There is a path that guarantees the lowest possible risk.
Technical Marketing Manager EMEA at Avnet Silica
The second rule is to strictly follow the rules. There is a safe path, and wandering away from it is always dangerous. Protecting oneself is all about reducing the risk of being attacked. It all has to do with probabilities: It is impossible to reach zero, but for a given level of security there is an optimum path which guarantees the lowest risk of a problem to happen.
Minimizing the risk for a car accident would be following a checklist like this one: check tyres, adjust mirrors, fasten seatbelt, strictly follow the signs, traffic lights and driving rules.
Minimizing the risk of a plane accident requires a similar, but much longer checklist.
Minimizing the risk of a security breach in a connected objects system will be:
- Design for security from day one: no backdoors in software, no unnecessary test modes. You should always take a top-down approach to global architecture
- Use certified security components
- Use standardized cryptography primitives
- Apply standard security protocols
- Take advice from experts if necessary
- Never apply home-brewed solutions; they are less secure than a standard proofed by armies of specialists
Is privacy protection still a realistic goal in a totally networked world?
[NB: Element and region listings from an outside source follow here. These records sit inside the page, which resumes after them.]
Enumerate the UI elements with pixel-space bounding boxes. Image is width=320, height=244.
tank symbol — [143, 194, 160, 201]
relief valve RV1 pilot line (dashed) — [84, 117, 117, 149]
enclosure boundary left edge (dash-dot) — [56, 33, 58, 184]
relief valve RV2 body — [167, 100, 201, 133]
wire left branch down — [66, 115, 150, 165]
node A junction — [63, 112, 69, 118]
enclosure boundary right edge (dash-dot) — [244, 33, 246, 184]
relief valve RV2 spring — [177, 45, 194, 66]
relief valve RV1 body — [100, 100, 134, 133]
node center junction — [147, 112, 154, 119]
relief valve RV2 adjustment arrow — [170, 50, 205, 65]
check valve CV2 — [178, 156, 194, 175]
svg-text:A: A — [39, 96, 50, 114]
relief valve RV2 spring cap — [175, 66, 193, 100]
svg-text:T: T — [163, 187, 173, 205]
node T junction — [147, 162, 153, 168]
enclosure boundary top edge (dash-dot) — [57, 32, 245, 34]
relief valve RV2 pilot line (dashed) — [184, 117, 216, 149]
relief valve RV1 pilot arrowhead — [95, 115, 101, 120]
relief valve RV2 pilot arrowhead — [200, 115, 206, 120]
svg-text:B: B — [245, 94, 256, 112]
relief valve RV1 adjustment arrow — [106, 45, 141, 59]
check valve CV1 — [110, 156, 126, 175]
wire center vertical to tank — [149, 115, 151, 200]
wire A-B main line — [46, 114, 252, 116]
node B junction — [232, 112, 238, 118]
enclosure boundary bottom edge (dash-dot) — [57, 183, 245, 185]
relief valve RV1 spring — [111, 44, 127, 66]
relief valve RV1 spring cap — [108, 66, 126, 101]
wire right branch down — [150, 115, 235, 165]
It is probably not a goal for many businesses who would love to make money out of private data collected in different ways. So the question I would ask would rather be “Is privacy protection still possible in a totally connected world?”
I tend to believe it is possible if people are careful enough to avoid behaviours and applications exposing their privacy, whereas many of these applications will try to trade cool services for personal data: Is five percent off worth giving away one’s personal details to a clothing brand?
We already rely a lot on our smartphones and some websites by confiding personal data to them like passwords we are too lazy to type or remember, credit card numbers, and so on.
All the connected objects, devices, machines around us promising to improve our lives, our efficiency and our well-being will not do it for free. They will ask for data in return and it will be up to each individual and corporation to recognize whom they want to trust for keeping their secrets secret.
What role will breach detection and forensic systems play in the future?
Very important, I suspect. It is said that most corporations being hacked do not realize it right away, and some never do. Being hacked in the life of a corporation is almost 100 percent certain, so the important thing beyond ensuring that the probability is kept to a minimum and everything is in place to ensure a proper recovery is to be able to detect a breach as soon as possible, so you can apply appropriate countermeasures.